In predicate logic, universal instantiation (UI; also called universal specification or universal elimination, and sometimes confused with dictum de omni) is a valid rule of inference from a truth about each member of a class of individuals to the truth about a particular individual of that class. It is generally given as a quantification rule for the universal quantifier but it can also be encoded in an axiom schema. It is one of the basic principles used in quantification theory.

Example: "All dogs are mammals. Fido is a dog. Therefore Fido is a mammal."

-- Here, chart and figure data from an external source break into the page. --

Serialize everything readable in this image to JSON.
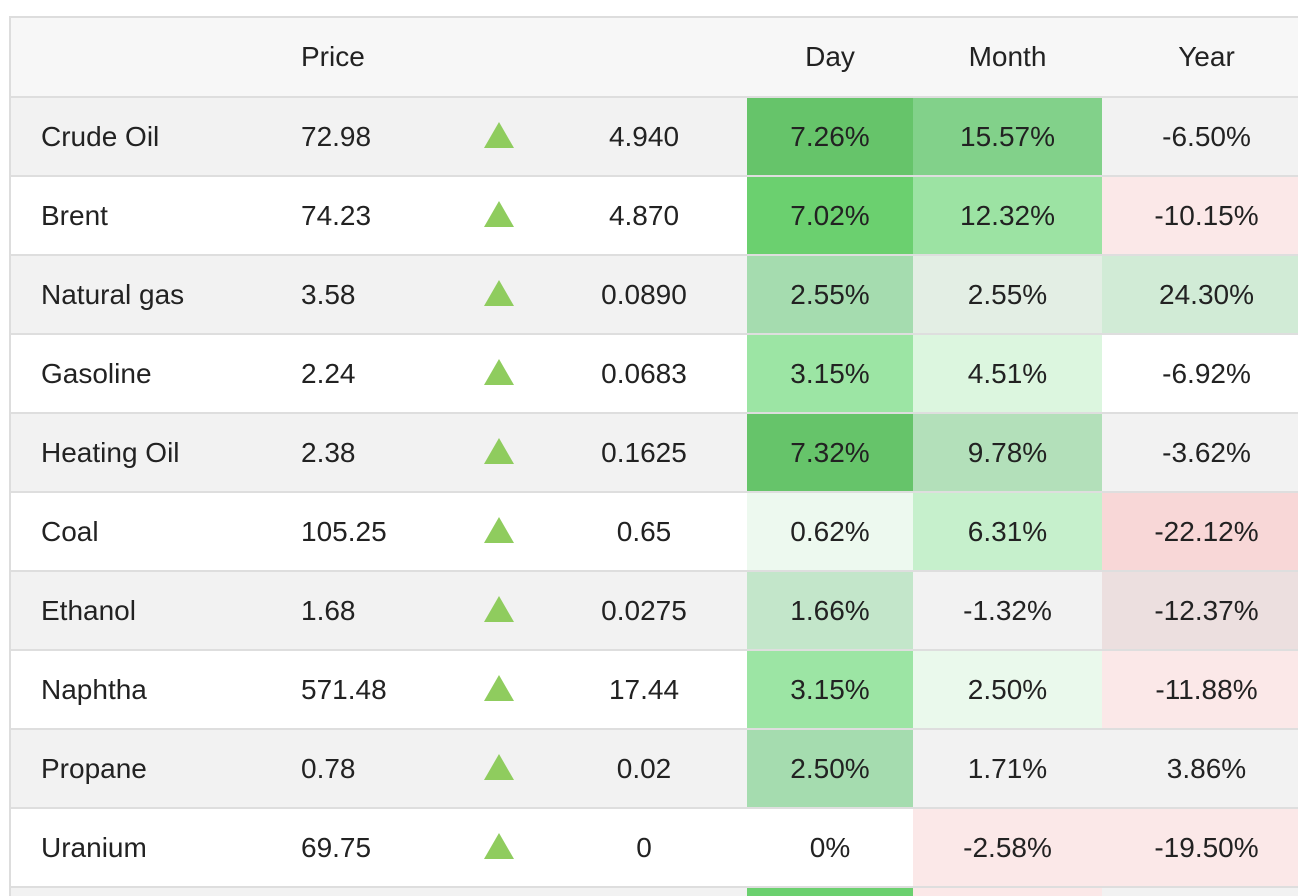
{
  "headers": {
    "name": "",
    "price": "Price",
    "arrow": "",
    "change": "",
    "day": "Day",
    "month": "Month",
    "year": "Year"
  },
  "colors": {
    "up_arrow": "#8fcc5e",
    "header_bg": "#f7f7f7",
    "odd_row_bg": "#f2f2f2"
  },
  "rows": [
    {
      "name": "Crude Oil",
      "price": "72.98",
      "direction": "up-arrow-icon",
      "change": "4.940",
      "day": "7.26%",
      "month": "15.57%",
      "year": "-6.50%",
      "day_bg": "#66c46a",
      "month_bg": "#82d18a",
      "year_bg": ""
    },
    {
      "name": "Brent",
      "price": "74.23",
      "direction": "up-arrow-icon",
      "change": "4.870",
      "day": "7.02%",
      "month": "12.32%",
      "year": "-10.15%",
      "day_bg": "#6bd06f",
      "month_bg": "#9ce3a3",
      "year_bg": "#fbe8e8"
    },
    {
      "name": "Natural gas",
      "price": "3.58",
      "direction": "up-arrow-icon",
      "change": "0.0890",
      "day": "2.55%",
      "month": "2.55%",
      "year": "24.30%",
      "day_bg": "#a5dcaf",
      "month_bg": "#e3eee4",
      "year_bg": "#d1ebd6"
    },
    {
      "name": "Gasoline",
      "price": "2.24",
      "direction": "up-arrow-icon",
      "change": "0.0683",
      "day": "3.15%",
      "month": "4.51%",
      "year": "-6.92%",
      "day_bg": "#9ce5a4",
      "month_bg": "#dcf6df",
      "year_bg": ""
    },
    {
      "name": "Heating Oil",
      "price": "2.38",
      "direction": "up-arrow-icon",
      "change": "0.1625",
      "day": "7.32%",
      "month": "9.78%",
      "year": "-3.62%",
      "day_bg": "#66c46a",
      "month_bg": "#b3e0ba",
      "year_bg": ""
    },
    {
      "name": "Coal",
      "price": "105.25",
      "direction": "up-arrow-icon",
      "change": "0.65",
      "day": "0.62%",
      "month": "6.31%",
      "year": "-22.12%",
      "day_bg": "#edf9ef",
      "month_bg": "#c6f0cc",
      "year_bg": "#f8d7d7"
    },
    {
      "name": "Ethanol",
      "price": "1.68",
      "direction": "up-arrow-icon",
      "change": "0.0275",
      "day": "1.66%",
      "month": "-1.32%",
      "year": "-12.37%",
      "day_bg": "#c3e6ca",
      "month_bg": "",
      "year_bg": "#ecdfdf"
    },
    {
      "name": "Naphtha",
      "price": "571.48",
      "direction": "up-arrow-icon",
      "change": "17.44",
      "day": "3.15%",
      "month": "2.50%",
      "year": "-11.88%",
      "day_bg": "#9ce5a4",
      "month_bg": "#eaf9ec",
      "year_bg": "#fbe8e8"
    },
    {
      "name": "Propane",
      "price": "0.78",
      "direction": "up-arrow-icon",
      "change": "0.02",
      "day": "2.50%",
      "month": "1.71%",
      "year": "3.86%",
      "day_bg": "#a5dcaf",
      "month_bg": "",
      "year_bg": ""
    },
    {
      "name": "Uranium",
      "price": "69.75",
      "direction": "up-arrow-icon",
      "change": "0",
      "day": "0%",
      "month": "-2.58%",
      "year": "-19.50%",
      "day_bg": "",
      "month_bg": "#fbe8e8",
      "year_bg": "#fbe8e8"
    }
  ],
  "partial_row": {
    "day_bg": "#6bd06f",
    "month_bg": "#fbe8e8",
    "year_bg": ""
  }
}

Formally, the rule as an axiom schema is given as
 $\forall x \, A \Rightarrow A\{x \mapsto t\},$
for every formula A and every term t, where $A\{x \mapsto t\}$ is the result of substituting t for each free occurrence of x in A. $\, A\{x \mapsto t\}$ is an instance of $\forall x \, A.$

And as a rule of inference it is
from $\vdash \forall x A$ infer $\vdash A \{ x \mapsto t \} .$

Irving Copi noted that universal instantiation "...follows from variants of rules for 'natural deduction', which were devised independently by Gerhard Gentzen and Stanisław Jaśkowski in 1934."

== Quine ==
According to Willard Van Orman Quine, universal instantiation and existential generalization are two aspects of a single principle, for instead of saying that "∀x x = x" implies "Socrates = Socrates", we could as well say that the denial "Socrates ≠ Socrates" implies "∃x x ≠ x". The principle embodied in these two operations is the link between quantifications and the singular statements that are related to them as instances. Yet it is a principle only by courtesy. It holds only in the case where a term names and, furthermore, occurs referentially.